The primary pollinators for some 50 popular fruit and vegetable crops in this country are honeybees. While many small and medium-size farms and orchards provide homes and protection for honeybees near their crops, many large-scale operations simply bring them in as temporary workers.

Special businesses provide temporary hives of honeybees when and where needed across the country, in the number required to get a large-scale job done. According to the organization Pollinator Partnership, free honeybee labor is currently responsible for upwards of $5.4 billion in U.S. agricultural productivity annually.
But back to the honeybees at my house. Why and how did they choose to settle here? To my eye, there are many inviting tree cavities in the woods nearby, so why not there? I’ve learned that it comes down to honeybee democracy.

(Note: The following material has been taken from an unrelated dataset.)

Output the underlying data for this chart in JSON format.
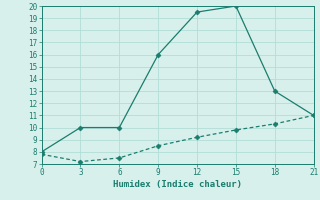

Each hive is a family of siblings (mostly female worker bees and some male drones who have limited roles) and a mother-queen. Although the queen’s role is powerful, she does not make all the decisions. Believe it or not, honeybees operate as a democracy.

Specialists have confirmed that a colony of tens of thousands of individuals share information primarily through movements, and function both as individuals and as one super-organism. This is observed when individual worker bees report to others the location of food sources, using a coded dance which describes direction relative to the sun and distance. Group decision-making comes into play particularly when part of the colony needs to move to a new home.

In early summer, it is not unusual for a hive to sense their quarters have become cramped or for other reasons the time is right to send the queen off with part of the colony to establish a new hive. Drones have the job of scouting the location. They travel separately for long distances across the landscape, looking for sites with the protection and food sources needed.

When a drone finds a spot that looks good, he returns to the colony and dances a report. Worker bees who are enthusiastic will repeat the dance of that individual. After several drone reports have come in, the competition gets serious. Drones assert their proposed site by dancing again, and workers vote by joining in or not. This is repeated until a clear majority of workers support the same site.

This is democracy at its best because the final decision is made by the group based on lots of relevant information gathering from many sources by many individuals, and it is considered until more than half the effected individuals are convinced to support one option. When that happens, the colony commits to the choice.
There is much more to learn about honeybees, but these two points deeply impressed and made me love even the ones inconveniently located in my porch. Honeybees make possible probably one in three bites of food I eat, and they have figured out how to make democracy work for the benefit of their whole community more smoothly than people have.